Pełne zestawienie absurdów, fuszerek i kompromitacji znajdziecie pod tym linkiem – warto zobaczyć, kto i gdzie wyróżnił się w tej niechlubnej klasyfikacji.
(NIE)bezpieczny kredyt
Trzecie miejsce w rankingu przygotowanym przez WEI zajął program Bezpieczny kredyt 2%. Wprowadzony w lipcu 2023 roku system dopłat do kredytów hipotecznych miał obowiązywać dłużej, jednak ostatecznie zakończył się z końcem roku.

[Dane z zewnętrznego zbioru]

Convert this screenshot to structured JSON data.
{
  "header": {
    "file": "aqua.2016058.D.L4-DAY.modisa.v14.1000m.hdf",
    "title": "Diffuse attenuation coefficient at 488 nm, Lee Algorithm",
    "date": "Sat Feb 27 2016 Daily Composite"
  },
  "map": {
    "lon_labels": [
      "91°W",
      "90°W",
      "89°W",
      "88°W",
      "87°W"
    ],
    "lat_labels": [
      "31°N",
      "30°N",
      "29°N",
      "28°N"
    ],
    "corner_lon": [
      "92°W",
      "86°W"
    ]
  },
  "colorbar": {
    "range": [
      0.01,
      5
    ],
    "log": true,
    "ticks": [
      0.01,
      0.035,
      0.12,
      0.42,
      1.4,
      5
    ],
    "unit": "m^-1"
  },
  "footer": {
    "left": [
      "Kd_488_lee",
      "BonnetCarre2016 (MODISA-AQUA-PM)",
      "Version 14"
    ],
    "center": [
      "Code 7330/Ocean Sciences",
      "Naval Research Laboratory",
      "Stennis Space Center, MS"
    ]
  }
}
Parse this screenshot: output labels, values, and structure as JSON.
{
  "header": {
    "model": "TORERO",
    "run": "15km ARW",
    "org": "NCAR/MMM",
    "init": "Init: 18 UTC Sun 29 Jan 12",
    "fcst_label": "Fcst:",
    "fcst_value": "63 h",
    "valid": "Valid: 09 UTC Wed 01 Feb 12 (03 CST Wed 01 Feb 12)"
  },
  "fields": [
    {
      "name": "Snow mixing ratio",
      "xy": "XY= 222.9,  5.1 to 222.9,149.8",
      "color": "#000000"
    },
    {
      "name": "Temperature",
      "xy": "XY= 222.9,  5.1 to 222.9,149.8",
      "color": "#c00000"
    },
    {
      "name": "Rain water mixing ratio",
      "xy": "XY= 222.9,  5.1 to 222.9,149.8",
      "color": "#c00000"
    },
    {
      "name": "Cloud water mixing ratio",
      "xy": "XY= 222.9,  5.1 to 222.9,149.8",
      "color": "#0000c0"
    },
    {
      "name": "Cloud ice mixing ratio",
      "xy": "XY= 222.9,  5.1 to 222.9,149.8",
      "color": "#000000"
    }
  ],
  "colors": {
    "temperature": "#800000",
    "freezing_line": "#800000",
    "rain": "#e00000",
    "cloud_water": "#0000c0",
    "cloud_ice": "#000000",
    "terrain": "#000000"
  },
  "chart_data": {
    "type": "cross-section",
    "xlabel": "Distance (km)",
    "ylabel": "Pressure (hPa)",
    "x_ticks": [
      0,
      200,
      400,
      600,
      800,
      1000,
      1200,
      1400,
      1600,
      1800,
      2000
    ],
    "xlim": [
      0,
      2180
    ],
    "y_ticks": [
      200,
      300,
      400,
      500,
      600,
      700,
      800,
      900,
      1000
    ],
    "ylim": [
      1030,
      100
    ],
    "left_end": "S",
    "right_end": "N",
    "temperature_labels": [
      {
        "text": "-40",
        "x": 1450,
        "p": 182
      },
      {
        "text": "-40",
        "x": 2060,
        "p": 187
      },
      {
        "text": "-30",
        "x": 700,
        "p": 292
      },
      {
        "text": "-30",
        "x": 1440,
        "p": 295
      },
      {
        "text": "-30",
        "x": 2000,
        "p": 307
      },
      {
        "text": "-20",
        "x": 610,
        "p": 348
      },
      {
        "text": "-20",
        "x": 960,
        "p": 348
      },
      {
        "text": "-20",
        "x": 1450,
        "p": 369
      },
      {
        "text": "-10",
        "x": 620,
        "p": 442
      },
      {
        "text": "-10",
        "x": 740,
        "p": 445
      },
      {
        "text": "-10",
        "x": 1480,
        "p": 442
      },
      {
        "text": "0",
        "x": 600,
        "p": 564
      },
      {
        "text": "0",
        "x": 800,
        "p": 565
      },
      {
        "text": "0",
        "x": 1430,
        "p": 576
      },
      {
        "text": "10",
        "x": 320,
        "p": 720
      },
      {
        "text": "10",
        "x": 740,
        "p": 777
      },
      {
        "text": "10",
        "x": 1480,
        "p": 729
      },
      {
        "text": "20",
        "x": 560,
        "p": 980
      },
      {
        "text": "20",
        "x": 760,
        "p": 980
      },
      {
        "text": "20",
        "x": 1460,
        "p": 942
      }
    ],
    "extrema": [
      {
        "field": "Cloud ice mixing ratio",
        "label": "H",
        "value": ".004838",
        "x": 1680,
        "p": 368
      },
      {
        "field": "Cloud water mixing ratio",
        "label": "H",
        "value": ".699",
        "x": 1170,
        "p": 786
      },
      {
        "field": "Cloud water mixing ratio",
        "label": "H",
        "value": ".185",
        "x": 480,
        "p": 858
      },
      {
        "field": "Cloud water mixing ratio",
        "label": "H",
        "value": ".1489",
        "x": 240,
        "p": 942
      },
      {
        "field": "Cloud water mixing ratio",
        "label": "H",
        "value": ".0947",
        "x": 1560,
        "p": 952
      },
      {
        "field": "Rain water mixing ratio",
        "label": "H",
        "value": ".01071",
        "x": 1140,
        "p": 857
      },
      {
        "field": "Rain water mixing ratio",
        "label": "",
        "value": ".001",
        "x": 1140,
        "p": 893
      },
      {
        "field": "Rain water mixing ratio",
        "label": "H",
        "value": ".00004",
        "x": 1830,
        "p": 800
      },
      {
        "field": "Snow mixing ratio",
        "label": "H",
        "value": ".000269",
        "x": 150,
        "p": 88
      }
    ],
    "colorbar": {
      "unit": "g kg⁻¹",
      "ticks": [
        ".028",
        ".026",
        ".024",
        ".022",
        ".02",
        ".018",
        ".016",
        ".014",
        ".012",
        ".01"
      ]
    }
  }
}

Jak wielokrotnie podkreślaliśmy, jego celem było ułatwienie zakupu pierwszego mieszkania poprzez stałe oprocentowanie przez pierwszych 120 rat finansowania. Początkowo zakładano, że program pochłonie 11 miliardów złotych, a w ciągu dwóch lat zostanie udzielonych 50 tysięcy kredytów. Rzeczywistość okazała się inna – finalny koszt wyniósł 16 miliardów złotych, a program znacząco przyczynił się do wzrostu cen nieruchomości.
Co więcej, największymi beneficjentami BK2% okazali się deweloperzy, banki oraz firmy z sektora budowlanego.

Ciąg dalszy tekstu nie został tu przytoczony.